On September 2, 2017, Marz was waived by the Titans and was signed to the practice squad the next day.

===Los Angeles Chargers===
On September 20, 2017, Marz was signed by the Los Angeles Chargers off the Titans' practice squad. He was waived by the Chargers on November 7, 2017.

===Tennessee Titans (second stint)===
On November 9, 2017, Marz was signed to the Titans' practice squad. He signed a reserve/future contract with the Titans on January 15, 2018.

On September 1, 2018, Marz was waived by the Titans and was signed to the practice squad the next day.
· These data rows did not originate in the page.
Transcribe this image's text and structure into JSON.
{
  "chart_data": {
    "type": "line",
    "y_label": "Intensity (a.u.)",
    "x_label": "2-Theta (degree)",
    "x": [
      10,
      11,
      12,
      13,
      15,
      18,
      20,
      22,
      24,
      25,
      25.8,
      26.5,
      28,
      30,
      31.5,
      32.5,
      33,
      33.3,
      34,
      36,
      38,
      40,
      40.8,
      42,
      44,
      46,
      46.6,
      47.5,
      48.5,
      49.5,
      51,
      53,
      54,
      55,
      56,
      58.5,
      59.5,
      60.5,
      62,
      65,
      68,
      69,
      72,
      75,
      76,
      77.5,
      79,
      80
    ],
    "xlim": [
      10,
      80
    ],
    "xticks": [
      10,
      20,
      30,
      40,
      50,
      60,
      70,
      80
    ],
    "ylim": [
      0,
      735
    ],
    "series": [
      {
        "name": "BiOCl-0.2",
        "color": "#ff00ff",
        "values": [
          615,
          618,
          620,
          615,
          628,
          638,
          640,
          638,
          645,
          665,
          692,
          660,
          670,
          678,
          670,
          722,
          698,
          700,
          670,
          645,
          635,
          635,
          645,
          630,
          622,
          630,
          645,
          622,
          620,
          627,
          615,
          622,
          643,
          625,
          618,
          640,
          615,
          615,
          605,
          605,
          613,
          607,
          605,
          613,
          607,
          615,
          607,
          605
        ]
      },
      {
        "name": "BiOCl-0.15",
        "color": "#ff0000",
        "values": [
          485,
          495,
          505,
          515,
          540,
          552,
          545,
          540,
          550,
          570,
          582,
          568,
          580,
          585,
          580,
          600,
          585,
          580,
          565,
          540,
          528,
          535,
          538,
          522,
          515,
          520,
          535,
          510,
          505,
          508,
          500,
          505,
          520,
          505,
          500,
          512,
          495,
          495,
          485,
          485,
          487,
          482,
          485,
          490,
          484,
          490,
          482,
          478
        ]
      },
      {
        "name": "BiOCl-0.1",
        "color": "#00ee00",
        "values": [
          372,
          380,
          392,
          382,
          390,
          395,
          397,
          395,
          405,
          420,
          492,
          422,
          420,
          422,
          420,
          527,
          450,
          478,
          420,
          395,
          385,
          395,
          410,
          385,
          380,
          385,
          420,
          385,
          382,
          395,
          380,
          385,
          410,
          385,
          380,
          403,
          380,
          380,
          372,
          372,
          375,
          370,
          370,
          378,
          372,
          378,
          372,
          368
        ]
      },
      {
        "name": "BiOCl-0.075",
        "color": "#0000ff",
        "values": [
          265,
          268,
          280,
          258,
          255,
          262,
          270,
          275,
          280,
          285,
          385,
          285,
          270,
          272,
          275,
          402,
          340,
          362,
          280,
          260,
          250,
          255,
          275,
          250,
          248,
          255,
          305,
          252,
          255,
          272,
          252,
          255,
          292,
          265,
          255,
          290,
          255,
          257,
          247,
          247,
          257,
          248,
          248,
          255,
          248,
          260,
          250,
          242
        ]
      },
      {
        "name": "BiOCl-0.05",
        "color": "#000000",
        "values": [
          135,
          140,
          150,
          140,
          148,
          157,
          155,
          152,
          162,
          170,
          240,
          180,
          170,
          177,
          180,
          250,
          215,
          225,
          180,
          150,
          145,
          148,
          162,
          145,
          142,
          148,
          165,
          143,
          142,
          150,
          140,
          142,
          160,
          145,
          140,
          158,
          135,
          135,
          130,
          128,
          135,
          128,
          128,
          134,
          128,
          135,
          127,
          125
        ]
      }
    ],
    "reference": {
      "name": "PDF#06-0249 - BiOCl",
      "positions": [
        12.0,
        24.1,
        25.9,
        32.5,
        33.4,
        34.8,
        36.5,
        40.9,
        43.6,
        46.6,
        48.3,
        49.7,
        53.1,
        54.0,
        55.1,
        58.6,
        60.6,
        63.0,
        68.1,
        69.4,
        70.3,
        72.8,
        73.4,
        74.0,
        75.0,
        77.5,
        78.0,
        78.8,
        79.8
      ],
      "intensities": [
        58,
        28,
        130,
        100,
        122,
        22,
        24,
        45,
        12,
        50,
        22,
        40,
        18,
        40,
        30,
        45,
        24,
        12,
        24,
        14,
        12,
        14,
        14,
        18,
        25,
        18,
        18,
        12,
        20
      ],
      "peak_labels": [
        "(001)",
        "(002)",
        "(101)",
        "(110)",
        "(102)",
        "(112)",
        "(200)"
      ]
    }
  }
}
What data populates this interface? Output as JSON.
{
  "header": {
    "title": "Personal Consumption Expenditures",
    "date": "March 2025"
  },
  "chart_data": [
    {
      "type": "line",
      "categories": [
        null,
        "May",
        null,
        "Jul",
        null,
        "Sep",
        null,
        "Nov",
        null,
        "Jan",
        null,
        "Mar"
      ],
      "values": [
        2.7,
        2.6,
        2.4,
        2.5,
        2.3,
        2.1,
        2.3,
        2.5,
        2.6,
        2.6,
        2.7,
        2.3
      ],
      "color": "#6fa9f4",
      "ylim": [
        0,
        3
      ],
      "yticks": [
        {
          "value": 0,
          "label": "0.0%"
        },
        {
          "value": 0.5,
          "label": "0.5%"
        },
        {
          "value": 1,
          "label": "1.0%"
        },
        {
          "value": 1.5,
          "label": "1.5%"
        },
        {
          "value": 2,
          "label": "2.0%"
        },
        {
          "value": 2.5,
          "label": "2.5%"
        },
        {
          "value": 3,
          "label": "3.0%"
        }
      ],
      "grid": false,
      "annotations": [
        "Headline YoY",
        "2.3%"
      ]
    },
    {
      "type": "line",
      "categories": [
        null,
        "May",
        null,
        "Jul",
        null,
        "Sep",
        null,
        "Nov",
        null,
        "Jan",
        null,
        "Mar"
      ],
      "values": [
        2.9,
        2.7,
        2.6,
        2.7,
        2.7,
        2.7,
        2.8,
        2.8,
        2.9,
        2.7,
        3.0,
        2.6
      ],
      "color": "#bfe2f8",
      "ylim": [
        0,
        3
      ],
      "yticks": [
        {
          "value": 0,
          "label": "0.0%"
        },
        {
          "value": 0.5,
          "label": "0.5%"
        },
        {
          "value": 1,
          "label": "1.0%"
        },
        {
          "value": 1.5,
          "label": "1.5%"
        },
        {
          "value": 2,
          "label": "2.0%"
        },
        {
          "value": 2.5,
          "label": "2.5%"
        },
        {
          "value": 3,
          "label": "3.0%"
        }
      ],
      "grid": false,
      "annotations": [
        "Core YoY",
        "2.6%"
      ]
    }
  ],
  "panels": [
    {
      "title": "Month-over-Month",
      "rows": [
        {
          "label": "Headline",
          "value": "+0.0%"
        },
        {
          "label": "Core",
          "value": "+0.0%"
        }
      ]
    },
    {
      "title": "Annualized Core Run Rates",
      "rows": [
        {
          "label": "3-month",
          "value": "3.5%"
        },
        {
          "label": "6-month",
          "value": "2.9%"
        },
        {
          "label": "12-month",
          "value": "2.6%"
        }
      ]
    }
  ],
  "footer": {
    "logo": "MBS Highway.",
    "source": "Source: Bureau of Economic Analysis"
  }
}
He was promoted to the active roster on September 15, 2018. On September 16, 2018, Marz made his first career start against the Houston Texans in Week 2.

On August 31, 2019, Marz was waived by the Titans.

===Carolina Panthers===
On December 18, 2019, Marz was signed to the Carolina Panthers practice squad. He signed a reserve/future contract with the Panthers on December 30, 2019. He was waived on August 1, 2020.

===Miami Dolphins===
On July 28, 2021, Marz signed with the Miami Dolphins. He was waived on August 17.